If you wish to know more, please call the treasury team.
Yew Grove: Initiation note – From little acorns do mighty oaks grow
Ireland’s newest REIT, Yew Grove, came to market in June. It is targeting well tenanted Irish commercial real estate located outside of central Dublin, where yields are higher, using strong covenants to mitigate regional risks. Yew Grove has acquired €57m worth of assets to date and has the capacity to deploy a further €38m (plus costs). Yew Grove’s management team has more than 50 years of combined experience in Irish commercial real estate. Prior to the IPO its executives spent four years constructing and managing the seed portfolio, whose investors saw their dividends double between 2015 and 2017. Management owns c. 7% of the shares, while their interests are further aligned with shareholders through an LTIP structure that is contingent on growth in NAV and dividends, along with TSR. The board is further enhanced by the presence of high calibre non-executive directors.

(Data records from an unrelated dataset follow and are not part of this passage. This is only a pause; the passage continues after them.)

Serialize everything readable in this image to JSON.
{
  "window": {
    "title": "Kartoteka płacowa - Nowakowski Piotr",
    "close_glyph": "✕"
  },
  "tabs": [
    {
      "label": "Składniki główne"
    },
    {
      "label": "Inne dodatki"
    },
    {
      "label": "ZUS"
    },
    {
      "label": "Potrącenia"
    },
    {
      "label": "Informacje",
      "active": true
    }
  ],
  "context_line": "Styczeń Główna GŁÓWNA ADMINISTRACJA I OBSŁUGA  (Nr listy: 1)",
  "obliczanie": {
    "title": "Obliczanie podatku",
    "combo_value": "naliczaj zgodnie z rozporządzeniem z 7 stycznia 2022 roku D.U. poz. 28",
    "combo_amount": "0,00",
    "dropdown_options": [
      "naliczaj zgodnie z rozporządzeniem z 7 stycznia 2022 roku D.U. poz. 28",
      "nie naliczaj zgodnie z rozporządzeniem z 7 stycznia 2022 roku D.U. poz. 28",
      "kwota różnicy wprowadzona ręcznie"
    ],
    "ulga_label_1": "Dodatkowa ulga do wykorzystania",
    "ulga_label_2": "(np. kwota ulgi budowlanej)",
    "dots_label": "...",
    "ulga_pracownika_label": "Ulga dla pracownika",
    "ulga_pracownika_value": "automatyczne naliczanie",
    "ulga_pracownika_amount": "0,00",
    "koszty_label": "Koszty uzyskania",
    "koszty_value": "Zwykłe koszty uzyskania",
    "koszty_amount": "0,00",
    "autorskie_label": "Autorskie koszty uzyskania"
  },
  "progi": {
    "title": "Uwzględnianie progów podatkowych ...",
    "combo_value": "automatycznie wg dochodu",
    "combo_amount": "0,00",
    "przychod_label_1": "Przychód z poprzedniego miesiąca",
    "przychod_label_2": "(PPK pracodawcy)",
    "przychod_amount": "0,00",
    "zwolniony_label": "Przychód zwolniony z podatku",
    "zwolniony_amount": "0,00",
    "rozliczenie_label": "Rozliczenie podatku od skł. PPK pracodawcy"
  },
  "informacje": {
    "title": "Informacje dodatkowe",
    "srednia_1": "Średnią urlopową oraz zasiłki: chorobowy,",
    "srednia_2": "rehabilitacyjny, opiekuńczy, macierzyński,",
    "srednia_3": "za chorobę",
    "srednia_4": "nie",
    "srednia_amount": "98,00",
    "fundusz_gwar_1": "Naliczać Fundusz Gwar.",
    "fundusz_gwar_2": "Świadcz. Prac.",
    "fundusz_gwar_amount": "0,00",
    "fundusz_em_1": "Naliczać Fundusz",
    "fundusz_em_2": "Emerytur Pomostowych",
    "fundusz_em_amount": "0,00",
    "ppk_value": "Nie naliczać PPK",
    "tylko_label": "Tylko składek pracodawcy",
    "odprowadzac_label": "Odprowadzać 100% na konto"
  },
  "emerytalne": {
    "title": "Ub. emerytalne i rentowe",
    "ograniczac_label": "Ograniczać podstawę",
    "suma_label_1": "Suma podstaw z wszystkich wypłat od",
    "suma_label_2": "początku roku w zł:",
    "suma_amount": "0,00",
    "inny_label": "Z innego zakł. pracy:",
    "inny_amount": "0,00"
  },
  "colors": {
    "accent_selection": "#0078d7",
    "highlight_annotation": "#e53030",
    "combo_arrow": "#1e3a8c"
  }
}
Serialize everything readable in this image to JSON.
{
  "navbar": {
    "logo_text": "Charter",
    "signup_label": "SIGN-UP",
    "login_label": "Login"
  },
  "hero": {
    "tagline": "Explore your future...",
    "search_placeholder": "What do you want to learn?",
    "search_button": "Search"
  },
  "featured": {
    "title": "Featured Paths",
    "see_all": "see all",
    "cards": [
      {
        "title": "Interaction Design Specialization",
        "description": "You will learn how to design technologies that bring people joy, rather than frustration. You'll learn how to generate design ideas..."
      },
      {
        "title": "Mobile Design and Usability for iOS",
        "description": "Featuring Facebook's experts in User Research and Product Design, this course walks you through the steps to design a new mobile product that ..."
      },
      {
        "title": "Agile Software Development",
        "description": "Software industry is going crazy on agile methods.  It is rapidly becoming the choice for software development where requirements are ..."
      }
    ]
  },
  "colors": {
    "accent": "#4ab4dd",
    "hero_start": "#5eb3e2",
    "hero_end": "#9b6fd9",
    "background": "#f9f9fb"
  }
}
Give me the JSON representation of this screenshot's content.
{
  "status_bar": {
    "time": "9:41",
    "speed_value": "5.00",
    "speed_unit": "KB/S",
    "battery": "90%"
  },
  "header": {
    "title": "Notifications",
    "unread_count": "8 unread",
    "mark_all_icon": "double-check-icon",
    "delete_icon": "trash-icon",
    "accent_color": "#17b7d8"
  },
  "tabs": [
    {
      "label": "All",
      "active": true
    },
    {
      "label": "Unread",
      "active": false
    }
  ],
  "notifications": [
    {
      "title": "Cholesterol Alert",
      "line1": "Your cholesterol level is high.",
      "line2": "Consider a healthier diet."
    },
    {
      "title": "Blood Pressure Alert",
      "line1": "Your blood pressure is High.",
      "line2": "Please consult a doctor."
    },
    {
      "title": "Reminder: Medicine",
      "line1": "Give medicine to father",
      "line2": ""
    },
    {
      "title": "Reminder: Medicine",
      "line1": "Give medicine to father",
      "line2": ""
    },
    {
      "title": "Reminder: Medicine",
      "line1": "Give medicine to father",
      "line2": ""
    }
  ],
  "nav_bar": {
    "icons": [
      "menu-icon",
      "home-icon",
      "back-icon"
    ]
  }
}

IRES/HBRN: Residential rents at a new all-time high
The latest report into the Irish rental market from Daft.ie, the country’s largest property website, shows that average asking rents have increased to a new high of €1,304, +3.3% q/q and +12.4% y/y. This is despite a slight uptick in the stock of units available to rent across Ireland (3,070 units on 1 August, +5% y/y and the first August increase in nine years). The report shows that some of the strongest rates of rent inflation are evident in Dublin, where all of IRES and HBRN’s residential exposures are concerned, and the capital’s commuter belt. Rents across Dublin rose by between 9.9% and 14.1% y/y in Q2 (and by between 3.2% and 3.5% in the quarter). Across the commuter belt (Louth, Meath, Kildare and Wicklow), rents increased by between 11% and 13.4% in the year to Q218. There was particular strength evident in the country’s secondary cities, with rents across Limerick, Waterford, Galway and Cork cities climbing by 12.8% and 20.7%. As we have noted before, care must be taken in interpreting these rents as the headline growth rate is skewed by mix effects (the inclusion of new rental properties that are exempt from the 4% annual rent caps that are in place across most population centres) which are amplified by a highly illiquid rental market.